Eris Qian

Last Ship East (Narrative)


Eris Qian

The Day of Passover, 1940. Onboard an ocean liner from Europe to Shanghai, Jewish girl Hannah makes friends with a Japanese diplomat’s daughter, Emiko, and exchanges her family’s Kiddush Cup for Emiko’s toy kendama. Unaware of the looming Axis formation, Hannah finds their family’s cabin ransacked by a Nazi officer joined with Japanese soldiers, due to Emiko’s betrayal. Later at Seder, how will Hannah find the answers about the Redemption?

About the Director

Eris Qian is a writer/director/producer based in New York City and considers herself a global nomad. Born and raised in China, she has lived, studied, and made documentaries in five continents. She leverages her diasporic experience to tell stories about characters who defy the norms in finding their place in the world, drawing parallels in human experiences across different cultures. Eris’s debut short film Mother Tongue premiered at CAAMFest, the world’s biggest Asian American film festival, and screened at eleven other prestigious festivals. She is a Sundance x WIF Financing Strategy Intensive Fellow for her feature project Pulling Seedlings, which is also a finalist of the ScreenCraft Screenwriting Fellowship and the Sloan Feature Film Award. Her producing work was seen at festivals including Aspen, Palm Springs, and the DGA Student Award. As a natural multi-hyphenate, Eris holds MBA/MFA dual degrees from NYU’s Stern and Tisch.

Director’s Statement

My home city Shanghai provided sanctuary to 23,000 Jewish refugees expelled by Nazi Germany, as well as my grandmother, who traveled across the country to escape the Nanjing Massacre at six years old. As a descendent of war survivors, I was struck by the collective trauma across cultures when I stood in front of a trench comprised of victims’ shoes in the Holocaust Museum in Jerusalem – this is not only the experience of one people, but a universal theme of pain, struggle, and survival.

Looking back at the atrocities of the Holocaust and the Rape of Nanjing, it is not only important to commemorate them as part of how we learn from history and honor the victims, but also to study them to find connections between communities, helping to build solidarity across borders and cultures, especially now that antisemitism and anti-Asian hate have been unfortunately rising. 

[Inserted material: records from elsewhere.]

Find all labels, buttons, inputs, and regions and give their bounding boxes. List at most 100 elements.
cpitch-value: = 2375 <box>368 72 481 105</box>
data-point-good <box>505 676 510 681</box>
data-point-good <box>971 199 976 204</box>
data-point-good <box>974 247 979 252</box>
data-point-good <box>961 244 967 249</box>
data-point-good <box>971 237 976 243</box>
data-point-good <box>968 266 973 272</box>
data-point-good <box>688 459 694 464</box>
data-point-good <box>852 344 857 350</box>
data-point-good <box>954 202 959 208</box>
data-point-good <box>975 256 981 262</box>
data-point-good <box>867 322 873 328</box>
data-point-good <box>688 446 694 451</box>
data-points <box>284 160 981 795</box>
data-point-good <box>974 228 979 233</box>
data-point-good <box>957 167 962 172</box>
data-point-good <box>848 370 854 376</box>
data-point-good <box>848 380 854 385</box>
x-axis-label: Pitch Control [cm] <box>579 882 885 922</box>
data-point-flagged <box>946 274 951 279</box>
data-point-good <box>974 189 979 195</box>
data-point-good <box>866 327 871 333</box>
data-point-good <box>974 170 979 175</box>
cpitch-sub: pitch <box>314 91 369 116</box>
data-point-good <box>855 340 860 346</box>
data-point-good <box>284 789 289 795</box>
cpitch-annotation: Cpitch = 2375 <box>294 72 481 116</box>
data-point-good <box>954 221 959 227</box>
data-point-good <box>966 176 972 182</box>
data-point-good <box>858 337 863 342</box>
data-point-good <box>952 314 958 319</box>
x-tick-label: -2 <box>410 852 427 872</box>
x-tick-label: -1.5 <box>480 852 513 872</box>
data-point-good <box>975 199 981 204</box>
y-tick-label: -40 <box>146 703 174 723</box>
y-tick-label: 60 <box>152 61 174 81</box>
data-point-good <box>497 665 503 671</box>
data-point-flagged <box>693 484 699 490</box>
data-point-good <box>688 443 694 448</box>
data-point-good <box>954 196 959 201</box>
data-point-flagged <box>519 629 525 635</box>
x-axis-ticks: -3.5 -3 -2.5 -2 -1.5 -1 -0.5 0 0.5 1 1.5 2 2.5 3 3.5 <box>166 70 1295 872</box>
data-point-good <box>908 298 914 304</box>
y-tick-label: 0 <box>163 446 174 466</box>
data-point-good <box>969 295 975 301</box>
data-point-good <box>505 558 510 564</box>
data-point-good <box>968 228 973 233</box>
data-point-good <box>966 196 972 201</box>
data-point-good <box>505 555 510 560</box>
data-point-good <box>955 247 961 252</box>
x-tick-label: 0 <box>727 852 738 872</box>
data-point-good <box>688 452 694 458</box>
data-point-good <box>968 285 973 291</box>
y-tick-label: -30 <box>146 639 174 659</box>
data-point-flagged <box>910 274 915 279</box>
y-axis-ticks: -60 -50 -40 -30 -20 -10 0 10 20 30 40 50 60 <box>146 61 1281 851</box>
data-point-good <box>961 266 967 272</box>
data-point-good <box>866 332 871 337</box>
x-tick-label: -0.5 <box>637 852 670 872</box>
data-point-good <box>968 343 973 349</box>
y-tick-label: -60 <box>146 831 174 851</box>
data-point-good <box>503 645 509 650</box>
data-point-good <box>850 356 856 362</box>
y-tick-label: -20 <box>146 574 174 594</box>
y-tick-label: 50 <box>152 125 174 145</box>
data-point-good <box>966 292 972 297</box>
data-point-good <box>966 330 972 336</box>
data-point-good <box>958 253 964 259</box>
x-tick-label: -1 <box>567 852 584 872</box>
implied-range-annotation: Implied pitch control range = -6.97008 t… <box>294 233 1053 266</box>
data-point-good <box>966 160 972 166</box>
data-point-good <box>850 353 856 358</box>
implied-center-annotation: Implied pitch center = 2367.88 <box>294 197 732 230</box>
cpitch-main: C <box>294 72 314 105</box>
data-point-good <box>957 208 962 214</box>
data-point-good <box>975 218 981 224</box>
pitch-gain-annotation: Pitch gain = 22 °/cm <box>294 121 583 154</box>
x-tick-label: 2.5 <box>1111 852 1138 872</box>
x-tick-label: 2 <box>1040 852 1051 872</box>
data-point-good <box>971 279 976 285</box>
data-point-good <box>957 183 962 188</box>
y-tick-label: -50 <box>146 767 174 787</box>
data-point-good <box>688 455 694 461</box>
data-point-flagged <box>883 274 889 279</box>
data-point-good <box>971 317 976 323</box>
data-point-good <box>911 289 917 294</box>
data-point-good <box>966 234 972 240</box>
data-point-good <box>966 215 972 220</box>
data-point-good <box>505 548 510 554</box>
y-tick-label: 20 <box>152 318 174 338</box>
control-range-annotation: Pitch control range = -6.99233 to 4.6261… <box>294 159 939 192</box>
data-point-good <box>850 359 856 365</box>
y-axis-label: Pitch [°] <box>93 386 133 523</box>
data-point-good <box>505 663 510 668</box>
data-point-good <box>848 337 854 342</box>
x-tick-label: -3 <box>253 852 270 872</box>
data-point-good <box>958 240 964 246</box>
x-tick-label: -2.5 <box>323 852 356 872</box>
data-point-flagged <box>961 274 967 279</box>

From my perspective as part of the Asian diaspora, the Jewish emigration from Europe to Asia appears an epic journey symbolizing hope, perseverance, and the eternal pursuit of a sense of belonging. And I see significant connections between those of Jewish migrants and my grandmother’s experience. I hope that through a little Jewish girl’s perspective, Last Ship East could draw parallels in the human experiences and tell a story that unites people that cherish friendship, heritage, and peace.